Copa Sudamericana: se questo è calcio…
C’erano da onorare la prima finale internazionale dopo 83 anni di storia del Tigre, il commiato di Lucas, da gennaio giocatore del Paris Saint Germain e una finale di Copa Sudamericana. Di fronte un club brasiliano e uno argentino. La storia calcistica del Sudamerica in novanta minuti. Tigre contro São Paulo, Davide contro Golia. C’erano le schermaglie della vigilia che aleggiavano su questa sfida di ritorno, oltre alle dichiarazioni al vetriolo di dirigenti e calciatori, la pressione dei media e il peso della gara. Abbiamo assistito per un tempo a una gara di calcio pressoché dominata dalla compagine paulista, avanti per 2-0 con reti di Lucas e Osvaldo e in totale controllo del pallone e della sfida. La narrazione calcistica di questa gara, forzatamente stringata, termina qui. Ora comincia il racconto, la cronaca della indegna gazzarra verificatasi negli spogliatoi del “Morumbi”.
L’arbitro cileno Enrique Ossas, uno dei migliori fischietti del continente, ha appena fischiato la fine della prima frazione di gioco. Dopo un finale di tempo teso, con una caccia all’uomo degli argentini che ha provocato scontri e gialli, le due squadre si avviano verso gli spogliatoi. Gorosito vede l’intervallo come l’ultima spiaggia per ricaricare le pila dei suoi uomini in vista della ripresa, Ney Franco deve solo cercare di infondere tranquillità e fiducia ai suoi ragazzi. A questo punto, però, succede di tutto. Saltano le luci dello spogliatoio argentino, ma non per un “normale” ( ricordate il Superclasico di “Resistencia” rinviato dallo stesso arbitro cileno qualche mese fa?) black out energetico, ma per la volontà degli addetti alla sicurezza ( si, alla sicurezza) del “Morumbi”, coadiuvati secondi alcuni dalla polizia brasiliana. La follia entra prepotentemente in questa finale. Uomini armati di manganelli, pistole e oggetti contundenti vari danno inizio a una caccia al giocatore del Tigre degna delle peggiori campagne persecutorie della storia. Al portiere del “Matador” Albil viene puntata la pistola in faccia; Galmarini, Botta, Borelli e il tecnico Gorosito vengono colpiti ripetutamente , minacciati di morte, derisi. Un cameraman della tv brasiliana riprende tutto, ma nega l’accaduto. Passano i canonici 15 minuti d’intervallo, ma sul prato verde i protagonisti in campo sono solo undici. Entrano successivamente Osses e i suoi assistenti, ma non il Tigre.

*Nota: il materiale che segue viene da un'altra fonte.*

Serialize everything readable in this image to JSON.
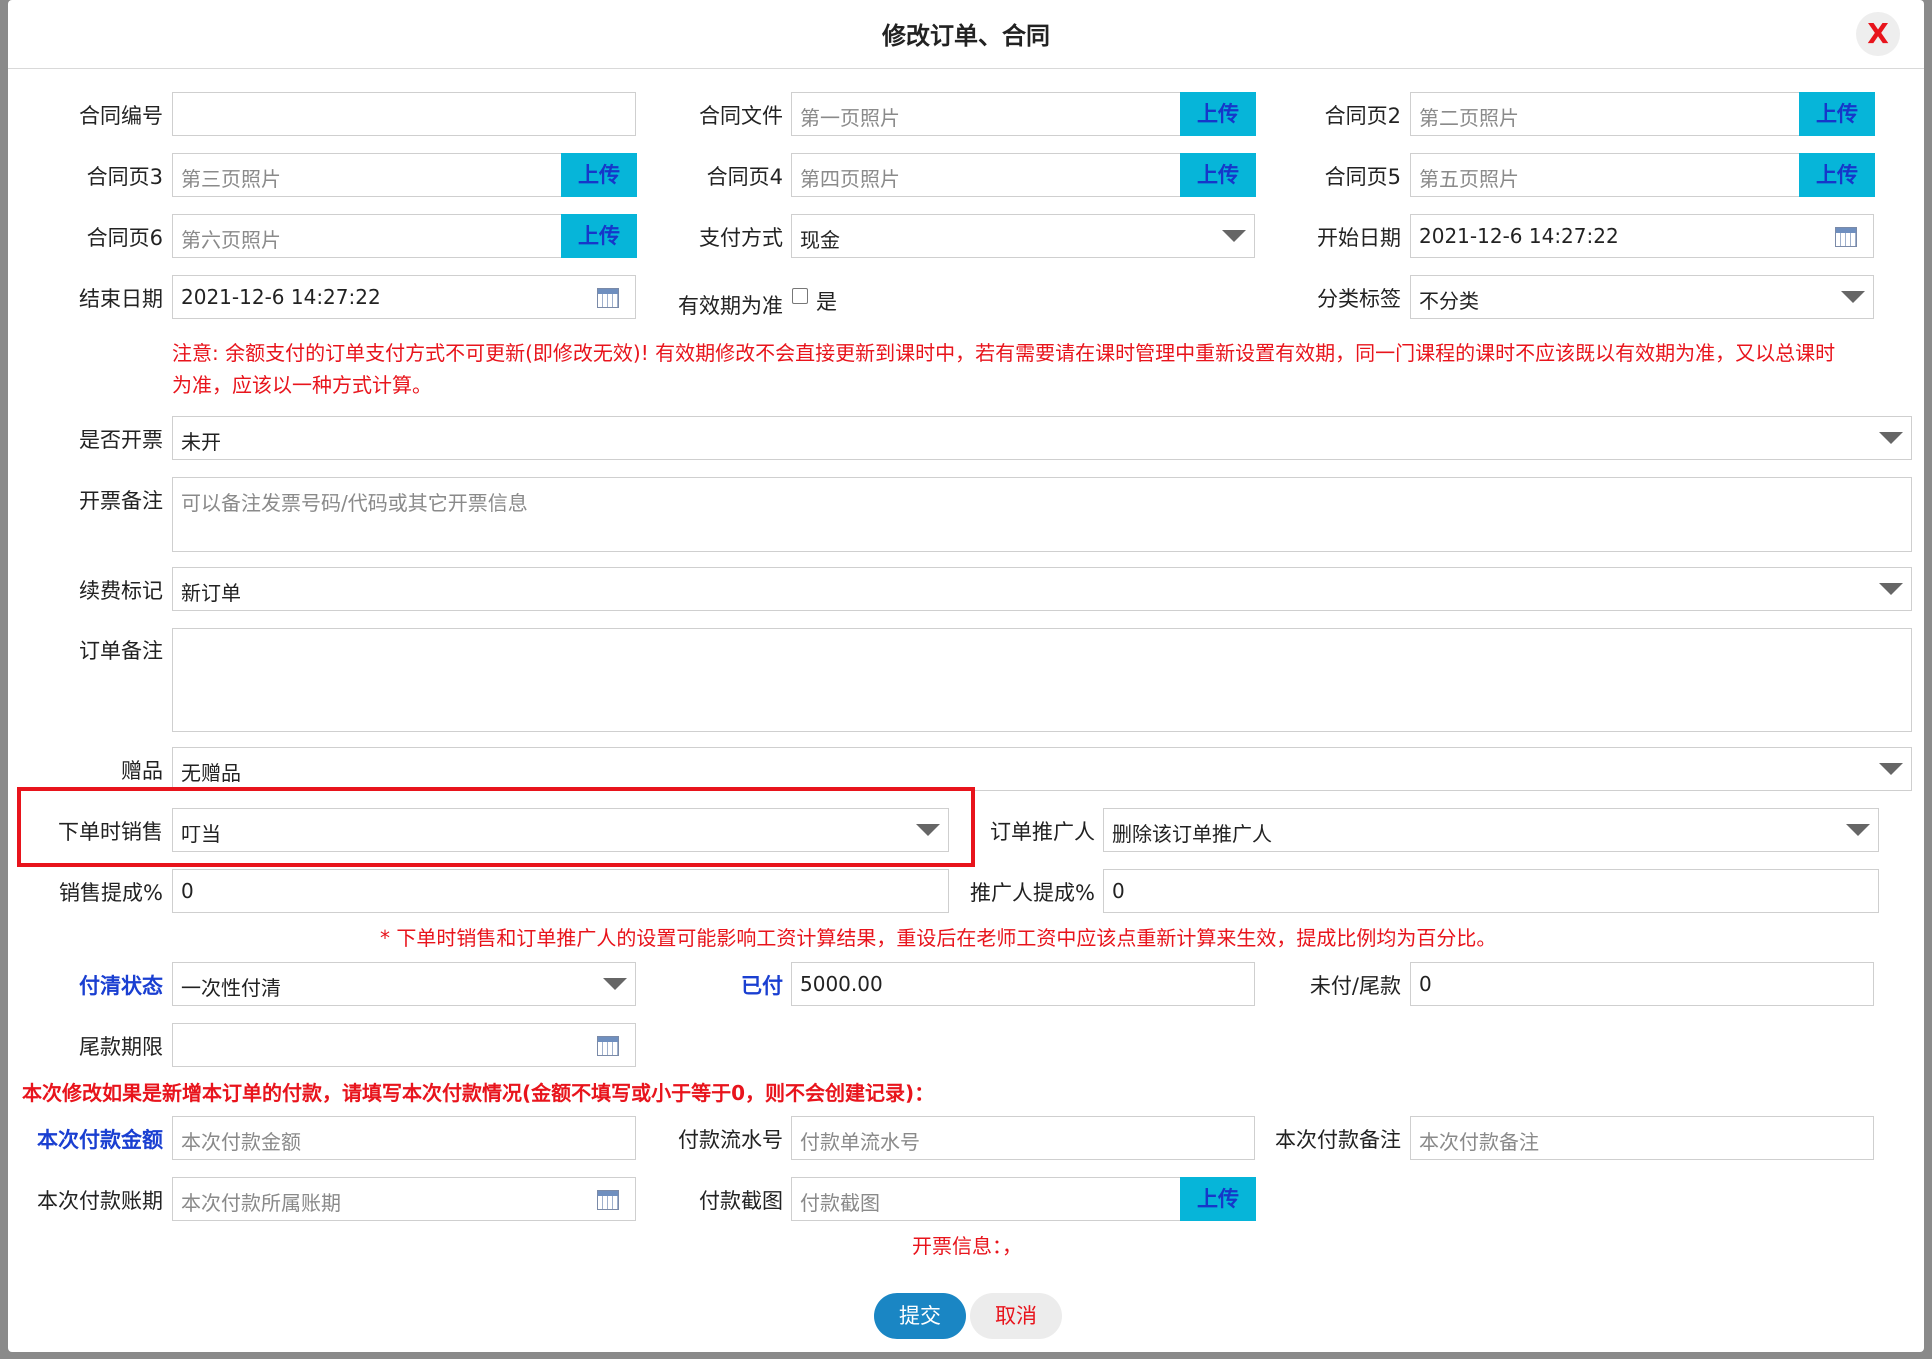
{
  "dialog": {
    "title": "修改订单、合同",
    "close_label": "X"
  },
  "upload_label": "上传",
  "fields": {
    "contract_no": {
      "label": "合同编号",
      "value": ""
    },
    "contract_file": {
      "label": "合同文件",
      "placeholder": "第一页照片"
    },
    "contract_p2": {
      "label": "合同页2",
      "placeholder": "第二页照片"
    },
    "contract_p3": {
      "label": "合同页3",
      "placeholder": "第三页照片"
    },
    "contract_p4": {
      "label": "合同页4",
      "placeholder": "第四页照片"
    },
    "contract_p5": {
      "label": "合同页5",
      "placeholder": "第五页照片"
    },
    "contract_p6": {
      "label": "合同页6",
      "placeholder": "第六页照片"
    },
    "payment_method": {
      "label": "支付方式",
      "value": "现金"
    },
    "start_date": {
      "label": "开始日期",
      "value": "2021-12-6 14:27:22"
    },
    "end_date": {
      "label": "结束日期",
      "value": "2021-12-6 14:27:22"
    },
    "validity_basis": {
      "label": "有效期为准",
      "option": "是"
    },
    "category_tag": {
      "label": "分类标签",
      "value": "不分类"
    },
    "invoice_issued": {
      "label": "是否开票",
      "value": "未开"
    },
    "invoice_note": {
      "label": "开票备注",
      "placeholder": "可以备注发票号码/代码或其它开票信息"
    },
    "renewal_mark": {
      "label": "续费标记",
      "value": "新订单"
    },
    "order_note": {
      "label": "订单备注",
      "value": ""
    },
    "gift": {
      "label": "赠品",
      "value": "无赠品"
    },
    "sales_at_order": {
      "label": "下单时销售",
      "value": "叮当"
    },
    "order_promoter": {
      "label": "订单推广人",
      "value": "删除该订单推广人"
    },
    "sales_commission": {
      "label": "销售提成%",
      "value": "0"
    },
    "promoter_commission": {
      "label": "推广人提成%",
      "value": "0"
    },
    "payoff_status": {
      "label": "付清状态",
      "value": "一次性付清"
    },
    "paid": {
      "label": "已付",
      "value": "5000.00"
    },
    "unpaid": {
      "label": "未付/尾款",
      "value": "0"
    },
    "balance_deadline": {
      "label": "尾款期限",
      "value": ""
    },
    "payment_amount": {
      "label": "本次付款金额",
      "placeholder": "本次付款金额"
    },
    "payment_serial": {
      "label": "付款流水号",
      "placeholder": "付款单流水号"
    },
    "payment_note": {
      "label": "本次付款备注",
      "placeholder": "本次付款备注"
    },
    "payment_period": {
      "label": "本次付款账期",
      "placeholder": "本次付款所属账期"
    },
    "payment_screenshot": {
      "label": "付款截图",
      "placeholder": "付款截图"
    }
  },
  "notes": {
    "validity_line1": "注意: 余额支付的订单支付方式不可更新(即修改无效)! 有效期修改不会直接更新到课时中，若有需要请在课时管理中重新设置有效期，同一门课程的课时不应该既以有效期为准，又以总课时",
    "validity_line2": "为准，应该以一种方式计算。",
    "commission": "* 下单时销售和订单推广人的设置可能影响工资计算结果，重设后在老师工资中应该点重新计算来生效，提成比例均为百分比。",
    "payment": "本次修改如果是新增本订单的付款，请填写本次付款情况(金额不填写或小于等于0，则不会创建记录)：",
    "invoice_info": "开票信息：，"
  },
  "buttons": {
    "submit": "提交",
    "cancel": "取消"
  },
  "colors": {
    "accent": "#1a86c4",
    "upload": "#06b5d9",
    "warning": "#e8141c",
    "label_blue": "#1a3fd1"
  }
}
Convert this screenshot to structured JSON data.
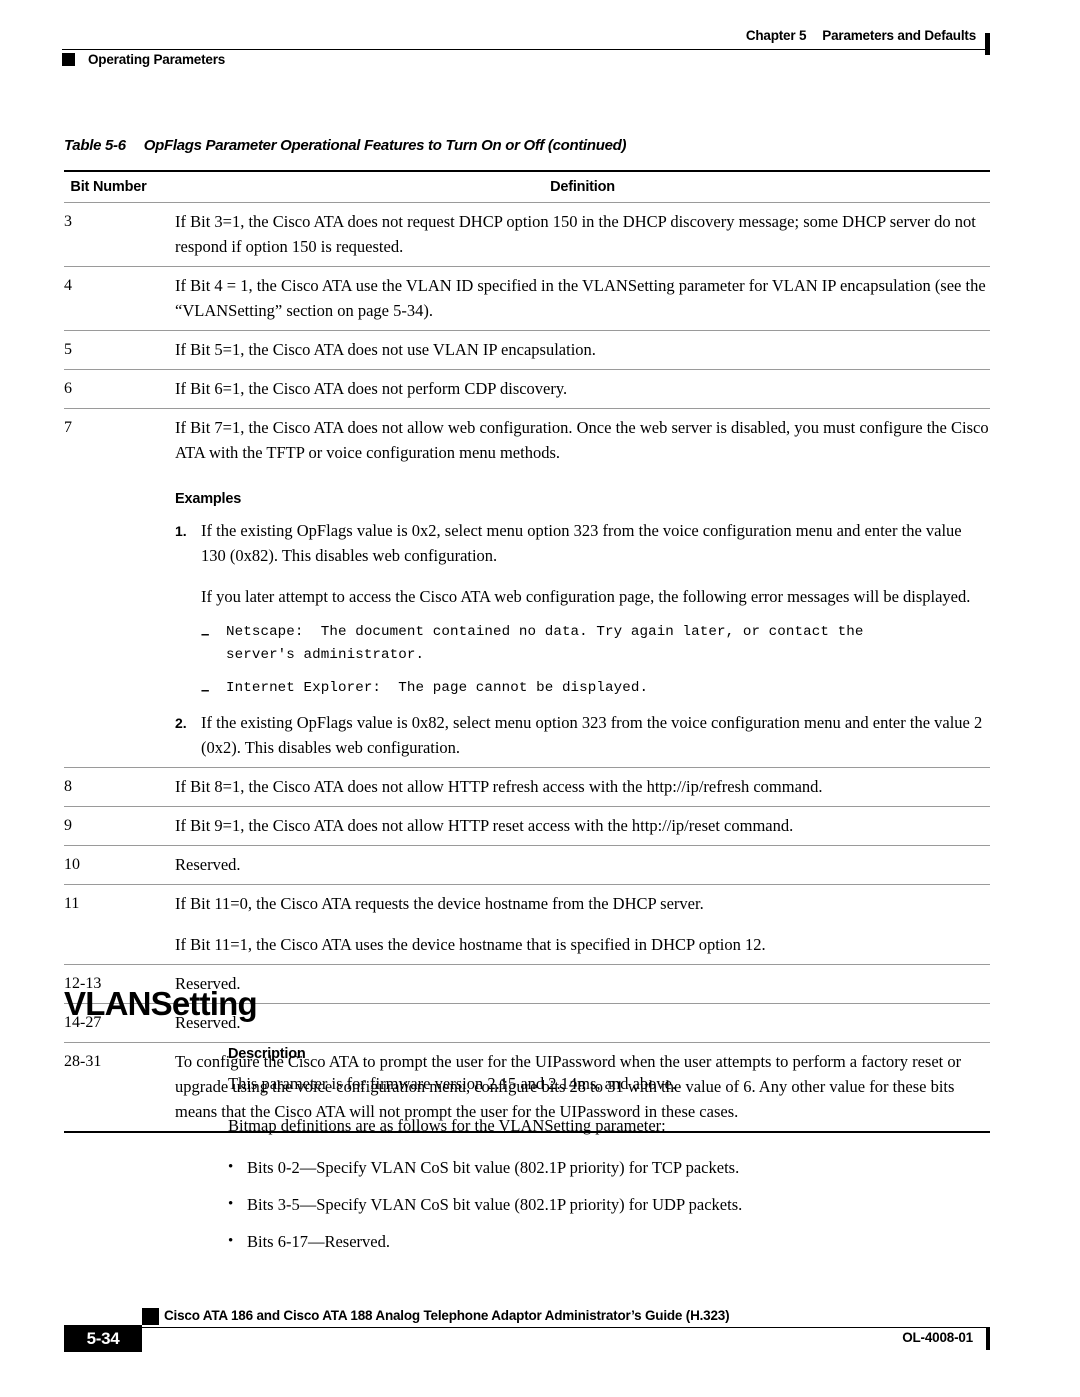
{
  "header": {
    "chapter": "Chapter 5",
    "chapter_title": "Parameters and Defaults",
    "left_label": "Operating Parameters"
  },
  "table": {
    "title_number": "Table 5-6",
    "title_text": "OpFlags Parameter Operational Features to Turn On or Off  (continued)",
    "columns": [
      "Bit Number",
      "Definition"
    ],
    "rows": [
      {
        "bit": "3",
        "paragraphs": [
          "If Bit 3=1, the Cisco ATA does not request DHCP option 150 in the DHCP discovery message; some DHCP server do not respond if option 150 is requested."
        ]
      },
      {
        "bit": "4",
        "paragraphs": [
          "If Bit 4 = 1, the Cisco ATA use the VLAN ID specified in the VLANSetting parameter for VLAN IP encapsulation (see the “VLANSetting” section on page 5-34)."
        ]
      },
      {
        "bit": "5",
        "paragraphs": [
          "If Bit 5=1, the Cisco ATA does not use VLAN IP encapsulation."
        ]
      },
      {
        "bit": "6",
        "paragraphs": [
          "If Bit 6=1, the Cisco ATA does not perform CDP discovery."
        ]
      },
      {
        "bit": "7",
        "paragraphs": [
          "If Bit 7=1, the Cisco ATA does not allow web configuration. Once the web server is disabled, you must configure the Cisco ATA with the TFTP or voice configuration menu methods."
        ],
        "examples_heading": "Examples",
        "example_1_marker": "1.",
        "example_1_text": "If the existing OpFlags value is 0x2, select menu option 323 from the voice configuration menu and enter the value 130 (0x82). This disables web configuration.",
        "example_1_followup": "If you later attempt to access the Cisco ATA web configuration page, the following error messages will be displayed.",
        "dash_marker": "–",
        "error_1": "Netscape:  The document contained no data. Try again later, or contact the\nserver's administrator.",
        "error_2": "Internet Explorer:  The page cannot be displayed.",
        "example_2_marker": "2.",
        "example_2_text": "If the existing OpFlags value is 0x82, select menu option 323 from the voice configuration menu and enter the value 2 (0x2). This disables web configuration."
      },
      {
        "bit": "8",
        "paragraphs": [
          "If Bit 8=1, the Cisco ATA does not allow HTTP refresh access with the http://ip/refresh command."
        ]
      },
      {
        "bit": "9",
        "paragraphs": [
          "If Bit 9=1, the Cisco ATA does not allow HTTP reset access with the http://ip/reset command."
        ]
      },
      {
        "bit": "10",
        "paragraphs": [
          "Reserved."
        ]
      },
      {
        "bit": "11",
        "paragraphs": [
          "If Bit 11=0, the Cisco ATA requests the device hostname from the DHCP server.",
          "If Bit 11=1, the Cisco ATA uses the device hostname that is specified in DHCP option 12."
        ]
      },
      {
        "bit": "12-13",
        "paragraphs": [
          "Reserved."
        ]
      },
      {
        "bit": "14-27",
        "paragraphs": [
          "Reserved."
        ]
      },
      {
        "bit": "28-31",
        "paragraphs": [
          "To configure the Cisco ATA to prompt the user for the UIPassword when the user attempts to perform a factory reset or upgrade using the voice configuration menu, configure bits 28 to 31 with the value of 6. Any other value for these bits means that the Cisco ATA will not prompt the user for the UIPassword in these cases."
        ]
      }
    ]
  },
  "section": {
    "heading": "VLANSetting",
    "sub_heading": "Description",
    "para_1": "This parameter is for firmware version 2.15 and 2.14ms, and above.",
    "para_2": "Bitmap definitions are as follows for the VLANSetting parameter:",
    "bullet_dot": "•",
    "bullets": [
      "Bits 0-2—Specify VLAN CoS bit value (802.1P priority) for TCP packets.",
      "Bits 3-5—Specify VLAN CoS bit value (802.1P priority) for UDP packets.",
      "Bits 6-17—Reserved."
    ]
  },
  "footer": {
    "page_number": "5-34",
    "guide_title": "Cisco ATA 186 and Cisco ATA 188 Analog Telephone Adaptor Administrator’s Guide (H.323)",
    "doc_id": "OL-4008-01"
  }
}
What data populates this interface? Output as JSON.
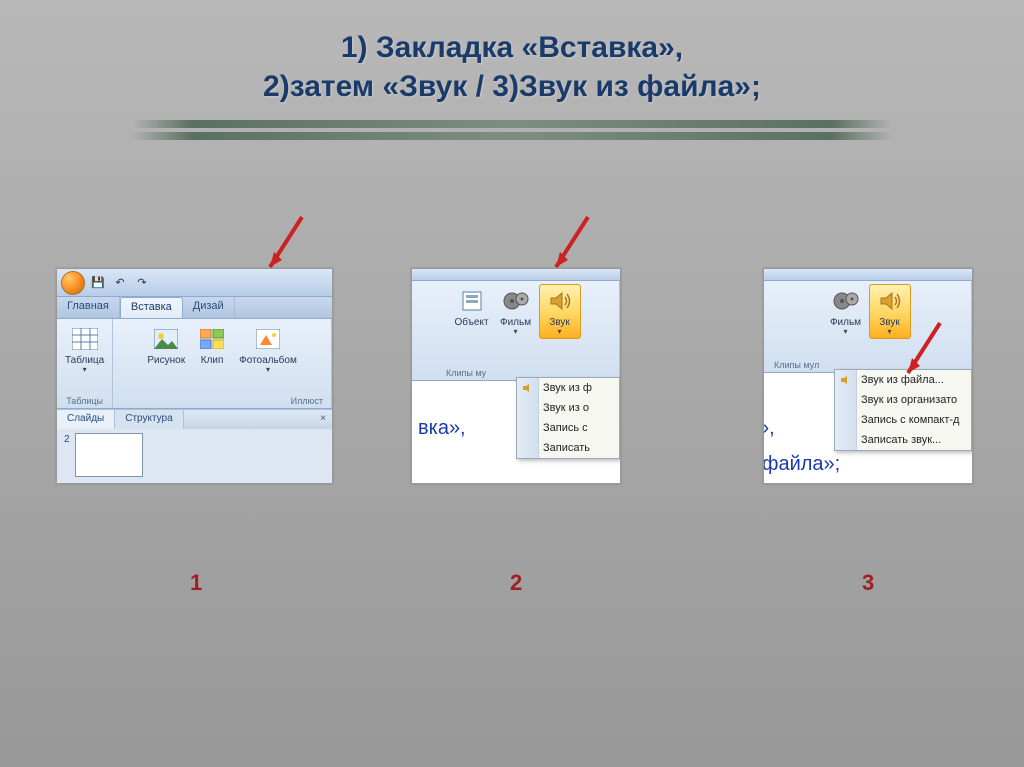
{
  "title_line1": "1) Закладка «Вставка»,",
  "title_line2": "2)затем  «Звук / 3)Звук из файла»;",
  "qat": {
    "save": "💾",
    "undo": "↶",
    "redo": "↷"
  },
  "tabs": {
    "home": "Главная",
    "insert": "Вставка",
    "design": "Дизай"
  },
  "groups": {
    "table": "Таблица",
    "tables": "Таблицы",
    "picture": "Рисунок",
    "clip": "Клип",
    "album": "Фотоальбом",
    "illus": "Иллюст"
  },
  "footer_tabs": {
    "slides": "Слайды",
    "structure": "Структура",
    "close": "×"
  },
  "thumb_num": "2",
  "media": {
    "object": "Объект",
    "film": "Фильм",
    "sound": "Звук",
    "clips": "Клипы му",
    "clips2": "Клипы мул"
  },
  "menu": {
    "from_file_short": "Звук из ф",
    "from_org_short": "Звук из о",
    "record_cd_short": "Запись с",
    "record_short": "Записать",
    "from_file": "Звук из файла...",
    "from_org": "Звук из организато",
    "record_cd": "Запись с компакт-д",
    "record": "Записать звук..."
  },
  "under": {
    "s2": "вка»,",
    "s3": "файла»;"
  },
  "steps": {
    "n1": "1",
    "n2": "2",
    "n3": "3"
  }
}
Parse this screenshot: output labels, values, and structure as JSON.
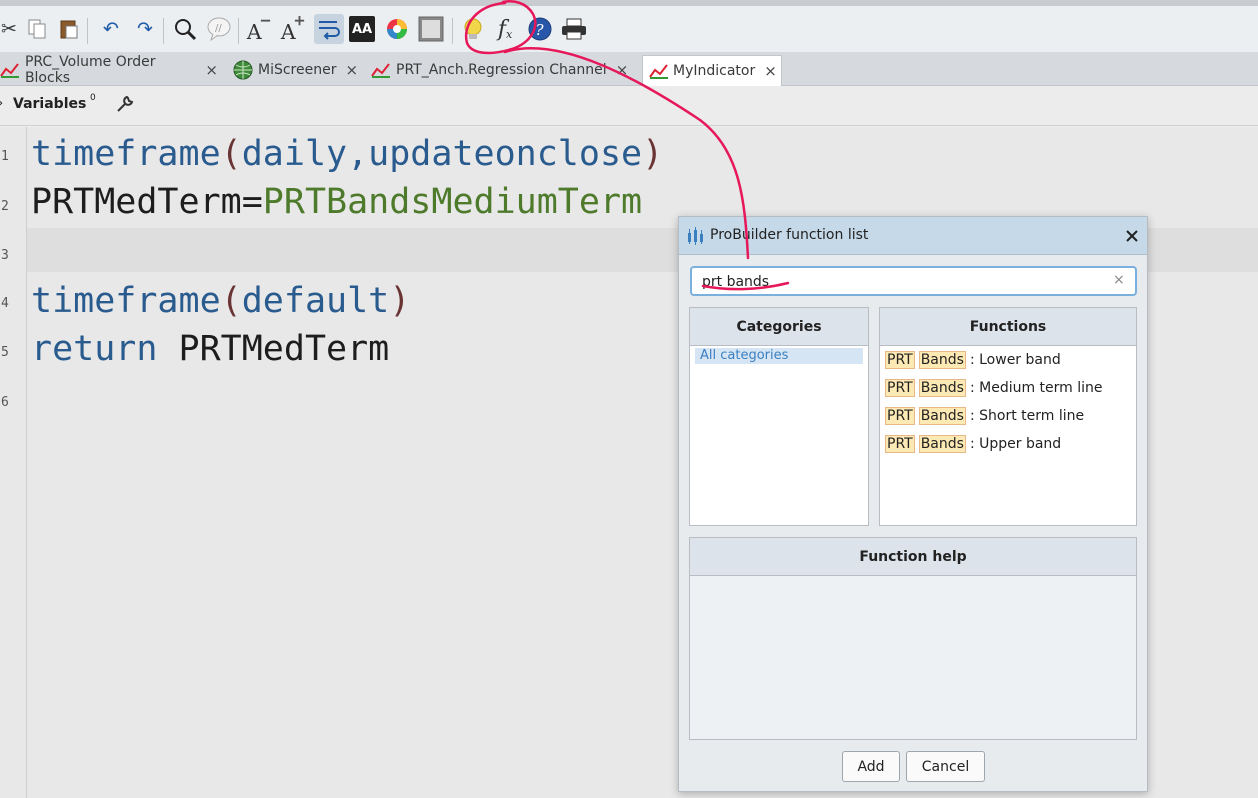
{
  "toolbar": {
    "icons": [
      "cut-icon",
      "copy-icon",
      "paste-icon",
      "undo-icon",
      "redo-icon",
      "search-icon",
      "comment-icon",
      "decrease-font-icon",
      "increase-font-icon",
      "word-wrap-icon",
      "text-style-icon",
      "color-wheel-icon",
      "frame-icon",
      "bulb-icon",
      "function-icon",
      "help-icon",
      "print-icon"
    ],
    "fx_label": "f"
  },
  "tabs": [
    {
      "label": "PRC_Volume Order Blocks",
      "close": "×"
    },
    {
      "label": "MiScreener",
      "close": "×"
    },
    {
      "label": "PRT_Anch.Regression Channel",
      "close": "×"
    },
    {
      "label": "MyIndicator",
      "close": "×",
      "active": true
    }
  ],
  "variables": {
    "label": "Variables",
    "count": "0"
  },
  "editor": {
    "line_numbers": [
      "1",
      "2",
      "3",
      "4",
      "5",
      "6"
    ],
    "lines": [
      [
        "timeframe",
        "(",
        "daily,updateonclose",
        ")"
      ],
      [
        "PRTMedTerm=",
        "PRTBandsMediumTerm"
      ],
      [],
      [
        "timeframe",
        "(",
        "default",
        ")"
      ],
      [
        "return",
        " PRTMedTerm"
      ]
    ]
  },
  "dialog": {
    "title": "ProBuilder function list",
    "search_value": "prt bands",
    "clear_icon": "×",
    "categories_header": "Categories",
    "functions_header": "Functions",
    "help_header": "Function help",
    "categories": [
      "All categories"
    ],
    "functions": [
      {
        "p1": "PRT",
        "p2": "Bands",
        "rest": ": Lower band"
      },
      {
        "p1": "PRT",
        "p2": "Bands",
        "rest": ": Medium term line"
      },
      {
        "p1": "PRT",
        "p2": "Bands",
        "rest": ": Short term line"
      },
      {
        "p1": "PRT",
        "p2": "Bands",
        "rest": ": Upper band"
      }
    ],
    "add_label": "Add",
    "cancel_label": "Cancel"
  },
  "colors": {
    "keyword": "#2a5b8f",
    "prt_constant": "#4e7a2c",
    "annotation": "#e6185a",
    "highlight": "#fde9b3"
  }
}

Che si fa si domandano in molti. Ci sono i fuochi d’artificio, 80000 persone in delirio e un cerimoniale da rispettare. Dolore e gioia scandiscono lo scorrere del tempo, ma non alleviano i rancori. Lo speaker finalmente rompe gli indugi, annuncia il ritiro degli argentini e la vittoria brasiliana.
Tutto prosegue in modo convenzionale. C’è la premiazione. I dirigenti e i calciatori del Tigre parlano dopo la tempesta, gonfi di rabbia e di botte. Alcuni sanguinanti. Albil dice che “era un’imboscata organizzata“, Borelli, ex calciatore e ora assistente di Gorosito, rimane prima basito e poi si scaglia contro l’intera squadra brasiliana: “Se fosse partito uno sparo e ci fosse stato un morto? Non è successo per caso. Ho giocato su molti campi di periferia, ma una cosa così non l’avevo mai vista“. Al coro degli indignati si aggiungono anche Nestor Gorosito e Sergio Massa, che definisce “una pagina vergognosa per l’intero calcio brasiliano” l’accaduto. Il Tigre ha già preannunciato di aver scelto le vie legali per denunciare i misfatti di ieri sera. In attesa di un colpo battuto dalla CONMENBOL, la dirigenza e i calciatori del São Paulo si sono espressi così. Rogério Ceni: “Il Tigre è venuto qui per picchiare, non per giocare, ma non so cosa sia successo negli spogliatoi”; Ney Franco (allenatore San Paolo): “Tutta una messinscena del Tigre, codardi e maleducati”; Lucas: “Abbiamo meritato sul campo il titolo, il resto non mi interessa“. Dopo questo “blob” di cattivo gusto, non viene in mente che una frase: se questo è calcio. E il “Futebol é paixão” (ovvero il calcio è paesaggio) tanto caro ai brasiliani, lascia per una serata spazio solo alla vergogna.